Les classes préparatoires aux grandes écoles (CPGE) ont toujours été considérées comme la voie d'excellence pour entrer dans les écoles d'ingénieurs. Les "taupins" représentent d'ailleurs toujours la majorité des admis.

Mais ces formations soutenues ne conviennent pas à tous les profils. Nombre d'élèves ne se voient pas bachoter des épreuves de concours pendant deux ou trois ans sans avoir l'assurance, au final, d'intégrer l'école convoitée. Il existe pour eux une alternative intéressante : les prépas intégrées.

De sérieux atouts...

Les responsables d'établissements l'avouent eux-mêmes. "La vie des élèves y est moins stressante !" Ici pas de concours, aucune compétition pendant les études. Autre avantage : la formation à l'un des métiers de l'ingénierie s'étale sur cinq ans. Une durée qui offre deux années supplémentaires pour affiner son projet professionnel. Et même si le programme des deux premières années ressemble partiellement à celui des classes préparatoires, il prend en compte les sciences et technologies pour l'ingénieur.

... et du concret

Ces formations post-bac ont la réputation d'être plus pragmatiques que leurs homologues recrutant post-prépa, dès les premières années. "Le cycle préparatoire intégré est un bon mélange de pratique et de théorique. L'alternance entre les stages et l'enseignement académique rend la formation moins monotones qu'une prépa classique", confirme César, qui a intégré une école avec prépa intégrée il y a quelques années et ne le regrette pas. "J'ai rapidement trouvé du boulot à la sortie de l'école... Et aucun recruteur n'a regardé si j'étais passé par une prépa ou pas".
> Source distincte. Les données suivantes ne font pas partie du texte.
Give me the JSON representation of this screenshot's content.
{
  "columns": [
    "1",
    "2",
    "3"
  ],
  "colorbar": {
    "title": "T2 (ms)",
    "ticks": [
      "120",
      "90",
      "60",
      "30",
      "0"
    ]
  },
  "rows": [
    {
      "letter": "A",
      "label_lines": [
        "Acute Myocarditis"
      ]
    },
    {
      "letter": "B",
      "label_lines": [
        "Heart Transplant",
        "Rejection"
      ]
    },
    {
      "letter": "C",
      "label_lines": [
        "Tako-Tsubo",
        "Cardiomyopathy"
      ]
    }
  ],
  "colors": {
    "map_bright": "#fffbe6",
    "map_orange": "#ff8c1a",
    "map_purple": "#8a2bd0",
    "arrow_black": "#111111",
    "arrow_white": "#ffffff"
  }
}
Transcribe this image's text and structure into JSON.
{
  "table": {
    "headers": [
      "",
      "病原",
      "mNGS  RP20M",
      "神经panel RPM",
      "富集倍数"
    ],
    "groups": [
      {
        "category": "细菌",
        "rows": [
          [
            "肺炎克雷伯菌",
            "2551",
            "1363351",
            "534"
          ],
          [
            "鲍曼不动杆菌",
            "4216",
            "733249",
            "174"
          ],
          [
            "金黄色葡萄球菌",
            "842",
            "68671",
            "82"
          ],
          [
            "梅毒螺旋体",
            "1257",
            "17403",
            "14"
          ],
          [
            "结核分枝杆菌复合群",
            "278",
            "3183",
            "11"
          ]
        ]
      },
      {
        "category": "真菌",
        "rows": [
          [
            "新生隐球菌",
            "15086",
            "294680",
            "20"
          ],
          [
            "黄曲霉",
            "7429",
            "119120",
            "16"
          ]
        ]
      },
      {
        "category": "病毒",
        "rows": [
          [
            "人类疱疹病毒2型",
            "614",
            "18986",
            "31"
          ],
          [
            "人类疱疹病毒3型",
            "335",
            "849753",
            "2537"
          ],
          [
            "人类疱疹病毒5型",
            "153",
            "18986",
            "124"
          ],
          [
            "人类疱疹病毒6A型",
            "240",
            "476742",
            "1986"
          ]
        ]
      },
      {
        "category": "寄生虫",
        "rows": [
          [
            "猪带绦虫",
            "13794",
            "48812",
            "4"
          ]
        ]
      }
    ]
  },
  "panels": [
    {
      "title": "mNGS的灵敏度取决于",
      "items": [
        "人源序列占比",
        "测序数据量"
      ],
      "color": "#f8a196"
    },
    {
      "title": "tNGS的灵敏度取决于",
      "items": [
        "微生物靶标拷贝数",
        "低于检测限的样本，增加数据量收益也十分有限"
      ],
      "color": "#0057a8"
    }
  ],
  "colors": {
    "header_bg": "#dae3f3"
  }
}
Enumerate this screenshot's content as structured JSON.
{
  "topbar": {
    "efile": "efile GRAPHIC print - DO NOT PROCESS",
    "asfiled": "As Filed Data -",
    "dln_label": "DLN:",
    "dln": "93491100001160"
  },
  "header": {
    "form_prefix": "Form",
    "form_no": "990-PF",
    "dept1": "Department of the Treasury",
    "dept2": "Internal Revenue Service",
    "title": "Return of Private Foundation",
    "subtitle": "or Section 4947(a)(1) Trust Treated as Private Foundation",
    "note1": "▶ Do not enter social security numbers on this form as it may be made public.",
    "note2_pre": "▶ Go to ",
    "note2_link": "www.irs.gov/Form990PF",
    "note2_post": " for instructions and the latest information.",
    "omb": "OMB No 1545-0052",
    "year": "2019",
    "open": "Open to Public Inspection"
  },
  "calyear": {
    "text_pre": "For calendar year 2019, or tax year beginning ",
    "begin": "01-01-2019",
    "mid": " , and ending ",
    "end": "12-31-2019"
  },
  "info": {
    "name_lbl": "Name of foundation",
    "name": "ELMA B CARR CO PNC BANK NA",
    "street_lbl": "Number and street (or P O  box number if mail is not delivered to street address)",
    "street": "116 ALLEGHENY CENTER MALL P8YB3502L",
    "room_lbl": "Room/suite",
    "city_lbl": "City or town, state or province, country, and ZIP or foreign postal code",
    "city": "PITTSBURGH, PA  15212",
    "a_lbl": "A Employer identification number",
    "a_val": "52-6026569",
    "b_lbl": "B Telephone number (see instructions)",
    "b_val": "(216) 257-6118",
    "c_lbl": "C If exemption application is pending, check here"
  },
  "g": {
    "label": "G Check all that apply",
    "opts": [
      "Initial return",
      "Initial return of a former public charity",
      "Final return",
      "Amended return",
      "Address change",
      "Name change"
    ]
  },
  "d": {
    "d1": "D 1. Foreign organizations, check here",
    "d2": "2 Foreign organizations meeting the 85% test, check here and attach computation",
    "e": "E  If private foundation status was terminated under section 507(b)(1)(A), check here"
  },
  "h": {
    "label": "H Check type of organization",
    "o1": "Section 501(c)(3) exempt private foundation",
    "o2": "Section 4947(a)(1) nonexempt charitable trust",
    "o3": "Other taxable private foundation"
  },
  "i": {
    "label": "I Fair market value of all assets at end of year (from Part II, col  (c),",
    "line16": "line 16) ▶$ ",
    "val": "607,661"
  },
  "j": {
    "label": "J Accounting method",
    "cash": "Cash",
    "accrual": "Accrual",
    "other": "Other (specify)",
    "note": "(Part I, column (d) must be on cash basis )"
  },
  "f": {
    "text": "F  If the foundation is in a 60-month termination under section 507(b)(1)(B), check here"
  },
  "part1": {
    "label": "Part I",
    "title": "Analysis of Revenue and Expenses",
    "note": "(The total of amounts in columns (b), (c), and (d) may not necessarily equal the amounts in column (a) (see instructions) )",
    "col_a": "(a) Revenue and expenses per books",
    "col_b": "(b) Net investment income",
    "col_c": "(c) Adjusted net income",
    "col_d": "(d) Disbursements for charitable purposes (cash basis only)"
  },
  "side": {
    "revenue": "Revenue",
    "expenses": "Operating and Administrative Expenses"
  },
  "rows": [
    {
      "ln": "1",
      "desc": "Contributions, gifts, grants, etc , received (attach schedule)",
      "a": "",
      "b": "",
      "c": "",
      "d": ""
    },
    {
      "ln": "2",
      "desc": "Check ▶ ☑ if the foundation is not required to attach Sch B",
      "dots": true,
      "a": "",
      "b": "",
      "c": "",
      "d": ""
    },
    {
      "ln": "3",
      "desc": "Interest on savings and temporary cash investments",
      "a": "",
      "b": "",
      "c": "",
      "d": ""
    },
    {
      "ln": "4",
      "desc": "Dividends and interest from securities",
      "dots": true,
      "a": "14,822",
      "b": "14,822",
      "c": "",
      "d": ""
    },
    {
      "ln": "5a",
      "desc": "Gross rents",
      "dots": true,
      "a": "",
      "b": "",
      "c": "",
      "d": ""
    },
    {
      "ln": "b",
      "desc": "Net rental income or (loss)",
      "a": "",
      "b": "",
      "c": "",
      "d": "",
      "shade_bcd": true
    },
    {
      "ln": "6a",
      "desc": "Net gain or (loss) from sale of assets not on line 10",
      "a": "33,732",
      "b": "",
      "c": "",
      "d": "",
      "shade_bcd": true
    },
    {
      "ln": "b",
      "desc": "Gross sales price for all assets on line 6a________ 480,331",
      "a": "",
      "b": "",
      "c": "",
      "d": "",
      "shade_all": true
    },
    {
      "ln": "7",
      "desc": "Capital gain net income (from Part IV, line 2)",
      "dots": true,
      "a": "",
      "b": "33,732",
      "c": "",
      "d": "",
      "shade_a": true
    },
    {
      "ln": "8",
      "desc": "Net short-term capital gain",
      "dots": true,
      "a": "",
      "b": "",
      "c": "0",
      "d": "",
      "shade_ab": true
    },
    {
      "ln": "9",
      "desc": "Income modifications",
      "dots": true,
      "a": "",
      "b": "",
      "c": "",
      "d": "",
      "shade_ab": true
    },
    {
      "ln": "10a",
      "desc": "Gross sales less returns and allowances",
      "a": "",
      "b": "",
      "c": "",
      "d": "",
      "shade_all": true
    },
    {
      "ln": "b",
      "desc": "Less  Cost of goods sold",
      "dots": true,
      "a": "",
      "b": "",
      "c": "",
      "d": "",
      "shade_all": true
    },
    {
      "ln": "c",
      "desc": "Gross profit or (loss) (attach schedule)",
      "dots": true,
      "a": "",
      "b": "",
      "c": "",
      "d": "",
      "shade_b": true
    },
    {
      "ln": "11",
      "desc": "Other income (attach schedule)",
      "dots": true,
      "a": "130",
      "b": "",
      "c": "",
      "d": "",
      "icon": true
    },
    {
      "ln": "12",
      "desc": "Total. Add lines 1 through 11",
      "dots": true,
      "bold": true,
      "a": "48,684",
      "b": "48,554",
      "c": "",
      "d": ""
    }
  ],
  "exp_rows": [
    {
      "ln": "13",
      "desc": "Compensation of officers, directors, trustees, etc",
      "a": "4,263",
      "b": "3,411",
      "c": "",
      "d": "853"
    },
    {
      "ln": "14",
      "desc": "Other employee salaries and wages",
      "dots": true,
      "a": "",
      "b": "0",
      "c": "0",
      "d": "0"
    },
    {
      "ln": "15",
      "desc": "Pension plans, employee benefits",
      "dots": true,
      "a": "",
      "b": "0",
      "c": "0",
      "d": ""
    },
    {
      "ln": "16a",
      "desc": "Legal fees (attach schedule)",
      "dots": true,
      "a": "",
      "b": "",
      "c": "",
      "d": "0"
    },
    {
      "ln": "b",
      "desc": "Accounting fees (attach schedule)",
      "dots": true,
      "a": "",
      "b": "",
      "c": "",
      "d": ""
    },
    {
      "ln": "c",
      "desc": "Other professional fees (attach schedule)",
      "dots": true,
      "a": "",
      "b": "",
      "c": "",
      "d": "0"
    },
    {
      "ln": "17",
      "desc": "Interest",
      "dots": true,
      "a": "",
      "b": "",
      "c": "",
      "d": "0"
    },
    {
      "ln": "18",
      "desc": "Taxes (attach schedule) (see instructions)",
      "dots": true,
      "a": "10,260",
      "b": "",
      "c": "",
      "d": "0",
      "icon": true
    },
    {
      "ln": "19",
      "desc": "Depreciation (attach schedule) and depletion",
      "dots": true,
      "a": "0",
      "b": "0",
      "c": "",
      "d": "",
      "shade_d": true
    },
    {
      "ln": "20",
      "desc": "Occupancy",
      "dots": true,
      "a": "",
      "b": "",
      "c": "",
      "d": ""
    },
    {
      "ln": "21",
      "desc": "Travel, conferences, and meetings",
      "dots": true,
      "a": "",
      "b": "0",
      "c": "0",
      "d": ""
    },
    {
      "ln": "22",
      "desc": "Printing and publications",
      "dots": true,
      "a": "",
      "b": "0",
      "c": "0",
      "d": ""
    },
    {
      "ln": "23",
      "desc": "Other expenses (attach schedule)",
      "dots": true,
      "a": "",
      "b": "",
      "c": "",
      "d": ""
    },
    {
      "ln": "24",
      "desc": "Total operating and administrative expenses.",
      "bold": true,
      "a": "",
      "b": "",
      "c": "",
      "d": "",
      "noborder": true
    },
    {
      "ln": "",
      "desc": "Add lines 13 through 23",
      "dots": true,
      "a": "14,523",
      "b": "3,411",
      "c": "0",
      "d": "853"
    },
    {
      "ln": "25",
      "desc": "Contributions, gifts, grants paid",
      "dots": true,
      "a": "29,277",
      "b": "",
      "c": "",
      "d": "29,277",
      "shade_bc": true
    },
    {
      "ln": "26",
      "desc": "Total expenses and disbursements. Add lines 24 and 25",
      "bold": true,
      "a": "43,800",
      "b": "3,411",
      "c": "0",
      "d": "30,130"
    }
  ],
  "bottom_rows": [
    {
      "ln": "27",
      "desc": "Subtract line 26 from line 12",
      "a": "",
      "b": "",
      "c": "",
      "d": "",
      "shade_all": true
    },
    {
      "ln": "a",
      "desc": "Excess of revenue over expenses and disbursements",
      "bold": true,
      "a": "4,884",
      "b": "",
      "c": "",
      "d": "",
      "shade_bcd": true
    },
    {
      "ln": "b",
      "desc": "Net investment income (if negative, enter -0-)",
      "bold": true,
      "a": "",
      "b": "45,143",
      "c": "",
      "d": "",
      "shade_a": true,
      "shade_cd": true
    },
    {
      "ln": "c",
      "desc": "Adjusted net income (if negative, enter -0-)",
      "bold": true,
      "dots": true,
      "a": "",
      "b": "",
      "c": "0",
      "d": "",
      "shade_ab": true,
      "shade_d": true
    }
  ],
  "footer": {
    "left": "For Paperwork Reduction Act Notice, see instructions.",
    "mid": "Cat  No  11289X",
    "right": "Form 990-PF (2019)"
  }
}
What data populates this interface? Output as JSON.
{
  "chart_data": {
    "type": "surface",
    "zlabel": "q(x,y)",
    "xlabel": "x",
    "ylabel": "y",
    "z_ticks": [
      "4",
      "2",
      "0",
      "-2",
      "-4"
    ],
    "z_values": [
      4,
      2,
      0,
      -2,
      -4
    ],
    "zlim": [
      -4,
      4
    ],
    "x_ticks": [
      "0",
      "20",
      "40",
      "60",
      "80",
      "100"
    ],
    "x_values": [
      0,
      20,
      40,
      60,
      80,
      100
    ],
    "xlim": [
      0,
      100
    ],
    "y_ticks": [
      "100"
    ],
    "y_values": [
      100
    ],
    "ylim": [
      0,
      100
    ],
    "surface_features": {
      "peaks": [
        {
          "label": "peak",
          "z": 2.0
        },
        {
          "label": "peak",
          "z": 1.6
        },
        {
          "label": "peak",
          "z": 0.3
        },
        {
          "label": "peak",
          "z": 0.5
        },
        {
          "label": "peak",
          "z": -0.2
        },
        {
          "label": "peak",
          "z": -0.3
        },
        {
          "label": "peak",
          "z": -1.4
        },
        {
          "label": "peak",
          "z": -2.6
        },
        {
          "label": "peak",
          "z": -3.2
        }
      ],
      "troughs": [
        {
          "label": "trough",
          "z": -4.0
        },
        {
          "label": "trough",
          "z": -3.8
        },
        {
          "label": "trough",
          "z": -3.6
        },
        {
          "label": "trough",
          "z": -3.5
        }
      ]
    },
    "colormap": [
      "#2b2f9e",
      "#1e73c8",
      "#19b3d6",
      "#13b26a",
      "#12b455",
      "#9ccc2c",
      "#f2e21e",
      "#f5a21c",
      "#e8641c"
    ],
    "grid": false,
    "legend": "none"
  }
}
Par ailleurs, la mixité culturelle est au rendez-vous dans ces cursus, avec des étudiants qui viennent des quatre coins du monde. En effet, en moyenne, près d'un quart des promotions sont de nationalité étrangère. La vie associative est également très active et il est possible - même vivement conseillé - de s'y impliquer dés la première année.

Tout comme les grandes

Autre bonne nouvelle : les écoles d'ingénieurs accessibles aux bacheliers offrent pour la plupart une formation de qualité reconnue par la Commission des Titres d'ingénieurs (CTI). Elles n'ont donc rien à envier au Polytechnique et autres Centrale Paris.

Pour viser les prépas intégrées des écoles d'ingénieurs, mieux vaut disposer d'un bac scientifique, même si les écoles ont de plus en plus tendance à s'ouvrir aux autres filières, notamment STI ou STL. L'aventure s'avère tout de même plus difficile pour ces derniers : ils devront en effet figurer parmi les meilleurs pour valider leur admission.

Sélectivité élevée mais pas insurmontable

Si le niveau exigé est élevé, il n'est pas insurmontable. Une moyenne d'environ douze sur vingt au cours de l'année permet tout à fait d'envisager d'intégrer un jour ces formations. La sélection s'effectue sur dossier ou sur concours, mais les notes du bac sont évidemment déterminantes. L'obtention d'une mention est également un plus indéniable pour s'ouvrir la voie des prépas intégrées.

Il est également conseillé de se renseigner dès le début de l'année de Terminale pour poser sa candidature dans une école d'ingénieurs en 5 ans, la date limite de dépôt des dossiers se situant généralement courant avril.

20 % : c'est la proportion de diplômés d'écoles d'ingénieurs passés par une classe préparatoire intégrée.